2. Invariants: 1-5 predicates with owner + scope ("holds when").
3. Enforcement Boundary: boundary/type/API/DB/lock/txn/protocol choice + why.
4. Seam (Before -> After): minimal structural change that makes violations hard.
5. Verification: property/stateful/stress/model/differential tied to at least one predicate.
6. Observability (optional): tripwires/quarantine/metrics if rollout must be staged.
## Cross-Coordination
- If broader failures emerge, lean on the Unsoundness checklist.
- If stronger invariants dent ergonomics, reference the Footgun guardrails.
## Measurement (seq)
Track adoption and compliance with `seq`:
```bash
uv run codex/skills/seq/scripts/seq.py skill-trend --skill invariant-ace --bucket week
uv run codex/skills/seq/scripts/seq.py skill-report --skill invariant-ace \
--sections "Counterexample,Invariants,Owner and Scope,Enforcement Boundary,Seam (Before -> After),Verification,Observability (optional)" \
--sample-missing 5
```
This skill turns "should never happen" into "cannot happen" by defining owned, inductive invariants and enforcing them at strong, cheap boundaries. It focuses on picking a single owner, proving inductiveness with a concrete counterexample trace, and encoding enforcement at parse/construct/API/DB/lock/txn boundaries with a verification signal.

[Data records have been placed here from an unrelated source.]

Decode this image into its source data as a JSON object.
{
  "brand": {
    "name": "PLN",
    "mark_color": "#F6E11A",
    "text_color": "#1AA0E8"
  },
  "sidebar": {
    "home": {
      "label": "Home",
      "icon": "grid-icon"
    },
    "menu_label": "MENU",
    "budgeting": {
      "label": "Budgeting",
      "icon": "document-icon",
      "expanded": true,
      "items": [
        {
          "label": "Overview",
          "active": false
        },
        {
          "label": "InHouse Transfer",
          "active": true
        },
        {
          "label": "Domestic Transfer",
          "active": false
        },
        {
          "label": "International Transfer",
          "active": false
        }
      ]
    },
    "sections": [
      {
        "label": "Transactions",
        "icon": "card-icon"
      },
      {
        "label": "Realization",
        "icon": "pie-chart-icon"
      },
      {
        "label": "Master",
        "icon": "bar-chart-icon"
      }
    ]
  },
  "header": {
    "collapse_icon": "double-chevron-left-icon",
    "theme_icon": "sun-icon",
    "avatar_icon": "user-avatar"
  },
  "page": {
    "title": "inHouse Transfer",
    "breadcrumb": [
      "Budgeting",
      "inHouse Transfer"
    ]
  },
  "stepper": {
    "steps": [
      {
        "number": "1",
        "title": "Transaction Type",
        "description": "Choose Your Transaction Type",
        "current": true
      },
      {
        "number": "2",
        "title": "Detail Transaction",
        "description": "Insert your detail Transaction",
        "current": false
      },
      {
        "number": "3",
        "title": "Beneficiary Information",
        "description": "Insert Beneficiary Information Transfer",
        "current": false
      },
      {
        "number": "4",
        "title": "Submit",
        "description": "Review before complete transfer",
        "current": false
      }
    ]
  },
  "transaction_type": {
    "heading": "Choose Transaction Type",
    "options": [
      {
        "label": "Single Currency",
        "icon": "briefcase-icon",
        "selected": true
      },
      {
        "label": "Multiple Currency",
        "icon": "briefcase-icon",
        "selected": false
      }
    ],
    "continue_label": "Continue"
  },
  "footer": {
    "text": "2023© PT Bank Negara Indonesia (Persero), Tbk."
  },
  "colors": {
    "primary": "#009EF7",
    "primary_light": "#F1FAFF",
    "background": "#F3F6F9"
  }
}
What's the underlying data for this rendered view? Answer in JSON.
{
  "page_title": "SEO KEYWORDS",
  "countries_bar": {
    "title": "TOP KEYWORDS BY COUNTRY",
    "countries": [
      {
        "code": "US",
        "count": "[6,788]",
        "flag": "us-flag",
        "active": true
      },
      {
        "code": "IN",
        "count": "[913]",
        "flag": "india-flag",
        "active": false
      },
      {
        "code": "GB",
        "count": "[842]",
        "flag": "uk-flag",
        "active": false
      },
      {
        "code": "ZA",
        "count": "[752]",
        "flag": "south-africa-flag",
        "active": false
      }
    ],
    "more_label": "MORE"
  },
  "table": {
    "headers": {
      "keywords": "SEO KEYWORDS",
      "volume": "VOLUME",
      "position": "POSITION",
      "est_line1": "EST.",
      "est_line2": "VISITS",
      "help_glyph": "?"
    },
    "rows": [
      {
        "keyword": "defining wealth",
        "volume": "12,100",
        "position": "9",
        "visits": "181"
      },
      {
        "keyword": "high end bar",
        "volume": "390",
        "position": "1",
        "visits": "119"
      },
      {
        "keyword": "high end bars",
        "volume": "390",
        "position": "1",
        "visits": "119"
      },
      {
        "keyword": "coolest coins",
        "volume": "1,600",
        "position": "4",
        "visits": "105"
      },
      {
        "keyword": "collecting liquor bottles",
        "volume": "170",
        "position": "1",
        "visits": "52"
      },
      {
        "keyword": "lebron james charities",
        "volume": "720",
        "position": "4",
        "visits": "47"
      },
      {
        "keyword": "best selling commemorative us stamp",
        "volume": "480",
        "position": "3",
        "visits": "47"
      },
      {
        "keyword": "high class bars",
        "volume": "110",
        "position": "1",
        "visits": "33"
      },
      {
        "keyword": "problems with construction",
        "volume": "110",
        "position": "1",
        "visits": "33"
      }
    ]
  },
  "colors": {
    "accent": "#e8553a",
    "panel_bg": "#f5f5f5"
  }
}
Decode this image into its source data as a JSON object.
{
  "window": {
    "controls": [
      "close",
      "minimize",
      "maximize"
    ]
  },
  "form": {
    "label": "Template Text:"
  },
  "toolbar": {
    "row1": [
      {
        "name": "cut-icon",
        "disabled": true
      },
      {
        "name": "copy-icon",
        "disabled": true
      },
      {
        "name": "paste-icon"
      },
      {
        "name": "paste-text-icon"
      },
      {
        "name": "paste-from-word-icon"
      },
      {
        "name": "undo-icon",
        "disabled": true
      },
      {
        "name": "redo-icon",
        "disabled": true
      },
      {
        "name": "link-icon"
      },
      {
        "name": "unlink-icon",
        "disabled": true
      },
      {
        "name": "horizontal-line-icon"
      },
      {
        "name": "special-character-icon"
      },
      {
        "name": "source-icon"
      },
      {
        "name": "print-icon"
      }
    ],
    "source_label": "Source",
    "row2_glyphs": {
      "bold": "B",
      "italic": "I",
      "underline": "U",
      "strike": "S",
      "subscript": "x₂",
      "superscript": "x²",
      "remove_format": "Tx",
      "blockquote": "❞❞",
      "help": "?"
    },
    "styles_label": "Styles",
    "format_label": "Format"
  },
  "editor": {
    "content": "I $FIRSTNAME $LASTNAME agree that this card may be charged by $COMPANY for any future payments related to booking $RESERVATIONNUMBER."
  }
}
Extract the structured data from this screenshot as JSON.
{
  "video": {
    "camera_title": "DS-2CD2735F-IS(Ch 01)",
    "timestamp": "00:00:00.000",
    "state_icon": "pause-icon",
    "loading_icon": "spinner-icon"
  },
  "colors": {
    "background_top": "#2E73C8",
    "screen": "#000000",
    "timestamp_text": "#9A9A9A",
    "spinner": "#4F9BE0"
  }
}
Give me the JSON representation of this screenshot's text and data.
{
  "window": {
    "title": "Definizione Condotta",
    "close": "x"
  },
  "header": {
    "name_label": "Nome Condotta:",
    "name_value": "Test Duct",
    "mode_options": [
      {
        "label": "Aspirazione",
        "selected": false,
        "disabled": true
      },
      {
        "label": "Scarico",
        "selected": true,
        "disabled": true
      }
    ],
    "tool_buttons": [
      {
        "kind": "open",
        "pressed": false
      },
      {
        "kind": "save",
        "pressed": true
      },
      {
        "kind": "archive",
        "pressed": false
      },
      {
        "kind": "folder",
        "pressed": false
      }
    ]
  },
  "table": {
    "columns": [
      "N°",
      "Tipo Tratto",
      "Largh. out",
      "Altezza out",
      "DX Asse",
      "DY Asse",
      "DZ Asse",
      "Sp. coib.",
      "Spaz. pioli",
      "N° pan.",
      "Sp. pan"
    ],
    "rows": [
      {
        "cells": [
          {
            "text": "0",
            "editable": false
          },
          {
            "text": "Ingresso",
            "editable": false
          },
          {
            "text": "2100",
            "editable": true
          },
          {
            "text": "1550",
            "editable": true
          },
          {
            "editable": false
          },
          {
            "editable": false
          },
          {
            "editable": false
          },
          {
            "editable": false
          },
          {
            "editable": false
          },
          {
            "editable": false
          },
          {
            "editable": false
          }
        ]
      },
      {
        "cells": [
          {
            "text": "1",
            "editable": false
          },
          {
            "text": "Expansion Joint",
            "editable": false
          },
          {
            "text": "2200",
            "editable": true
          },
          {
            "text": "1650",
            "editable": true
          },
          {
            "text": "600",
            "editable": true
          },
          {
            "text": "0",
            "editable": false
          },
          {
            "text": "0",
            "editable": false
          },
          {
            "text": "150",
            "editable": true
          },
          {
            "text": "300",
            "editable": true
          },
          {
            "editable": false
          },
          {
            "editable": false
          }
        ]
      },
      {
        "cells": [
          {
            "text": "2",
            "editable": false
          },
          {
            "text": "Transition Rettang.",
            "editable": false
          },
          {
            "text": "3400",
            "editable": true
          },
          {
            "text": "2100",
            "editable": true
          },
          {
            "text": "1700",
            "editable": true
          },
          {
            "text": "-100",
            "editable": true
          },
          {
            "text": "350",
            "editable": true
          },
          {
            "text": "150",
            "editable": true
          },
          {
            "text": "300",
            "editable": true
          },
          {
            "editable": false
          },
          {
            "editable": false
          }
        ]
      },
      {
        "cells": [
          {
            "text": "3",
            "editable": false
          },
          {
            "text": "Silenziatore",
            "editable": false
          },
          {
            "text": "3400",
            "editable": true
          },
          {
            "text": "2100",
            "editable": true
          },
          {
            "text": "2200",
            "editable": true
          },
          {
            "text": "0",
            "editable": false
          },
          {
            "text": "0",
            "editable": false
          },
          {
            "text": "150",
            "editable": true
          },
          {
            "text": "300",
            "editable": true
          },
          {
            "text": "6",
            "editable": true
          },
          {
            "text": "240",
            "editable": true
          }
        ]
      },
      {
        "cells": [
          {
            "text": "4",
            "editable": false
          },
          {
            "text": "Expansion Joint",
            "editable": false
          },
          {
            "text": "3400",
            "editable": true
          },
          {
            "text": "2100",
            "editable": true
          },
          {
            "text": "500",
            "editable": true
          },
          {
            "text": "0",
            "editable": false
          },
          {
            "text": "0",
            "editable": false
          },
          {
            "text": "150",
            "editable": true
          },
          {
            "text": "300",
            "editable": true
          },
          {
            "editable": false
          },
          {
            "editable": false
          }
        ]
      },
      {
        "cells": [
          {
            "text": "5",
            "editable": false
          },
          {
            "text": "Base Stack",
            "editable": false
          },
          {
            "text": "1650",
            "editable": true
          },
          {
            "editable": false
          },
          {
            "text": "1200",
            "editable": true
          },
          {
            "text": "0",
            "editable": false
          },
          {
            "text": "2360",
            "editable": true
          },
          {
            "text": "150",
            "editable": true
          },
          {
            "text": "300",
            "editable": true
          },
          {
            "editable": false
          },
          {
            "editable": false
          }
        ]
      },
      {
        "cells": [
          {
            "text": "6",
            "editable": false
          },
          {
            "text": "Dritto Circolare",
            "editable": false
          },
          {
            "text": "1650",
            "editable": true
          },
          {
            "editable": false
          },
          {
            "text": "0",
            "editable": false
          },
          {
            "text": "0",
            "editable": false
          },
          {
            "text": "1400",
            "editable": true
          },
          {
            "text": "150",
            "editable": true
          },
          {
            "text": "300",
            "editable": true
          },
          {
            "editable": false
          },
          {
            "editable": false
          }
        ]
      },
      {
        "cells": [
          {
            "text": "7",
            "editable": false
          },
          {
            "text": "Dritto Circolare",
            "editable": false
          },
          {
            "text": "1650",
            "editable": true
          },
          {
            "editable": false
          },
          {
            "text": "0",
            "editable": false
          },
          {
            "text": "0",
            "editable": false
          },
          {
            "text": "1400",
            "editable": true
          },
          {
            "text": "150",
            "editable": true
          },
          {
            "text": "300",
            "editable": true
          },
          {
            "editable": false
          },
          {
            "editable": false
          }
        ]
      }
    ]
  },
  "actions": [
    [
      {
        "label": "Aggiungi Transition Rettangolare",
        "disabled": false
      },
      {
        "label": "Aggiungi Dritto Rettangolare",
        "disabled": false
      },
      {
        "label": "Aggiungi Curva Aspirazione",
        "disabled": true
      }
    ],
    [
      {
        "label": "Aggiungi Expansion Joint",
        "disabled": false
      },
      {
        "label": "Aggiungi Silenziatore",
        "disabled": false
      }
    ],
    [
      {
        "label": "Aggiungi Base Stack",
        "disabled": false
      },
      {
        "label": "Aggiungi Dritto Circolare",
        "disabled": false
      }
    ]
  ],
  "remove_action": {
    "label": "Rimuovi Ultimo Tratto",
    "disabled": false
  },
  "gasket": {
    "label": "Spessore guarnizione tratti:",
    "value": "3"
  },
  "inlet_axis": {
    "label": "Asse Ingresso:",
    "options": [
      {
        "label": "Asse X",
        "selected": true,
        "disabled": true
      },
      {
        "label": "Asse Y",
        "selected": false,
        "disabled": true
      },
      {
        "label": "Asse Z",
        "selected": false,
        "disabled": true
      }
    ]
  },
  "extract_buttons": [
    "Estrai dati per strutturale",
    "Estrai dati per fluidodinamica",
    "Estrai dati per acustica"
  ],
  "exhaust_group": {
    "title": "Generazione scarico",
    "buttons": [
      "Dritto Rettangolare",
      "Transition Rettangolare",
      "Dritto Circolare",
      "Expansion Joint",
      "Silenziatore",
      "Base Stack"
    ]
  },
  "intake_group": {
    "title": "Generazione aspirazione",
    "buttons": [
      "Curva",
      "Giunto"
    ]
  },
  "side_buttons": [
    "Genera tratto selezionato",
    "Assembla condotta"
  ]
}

Inspect where truth is owned, enumerate all transitions (including retries and concurrent schedules), and produce a minimal counterexample that demonstrates the failure. Select 1–2 checkable predicates, assign a single owner and scope, choose the strongest affordable enforcement layer, and add a verification harness (property/stateful/stress) tied to the predicate.
What if I can’t name a single owner?
Pause implementation and run a short discovery: map where mutations occur and choose a choke point. Without an owner, invariants will drift.
When should I prefer transactions/locks over types/constructors?
Prefer types/constructors for single-process, syntactic invariants; prefer txns/locks when invariants require coordination across concurrent writers or atomic multi-row state.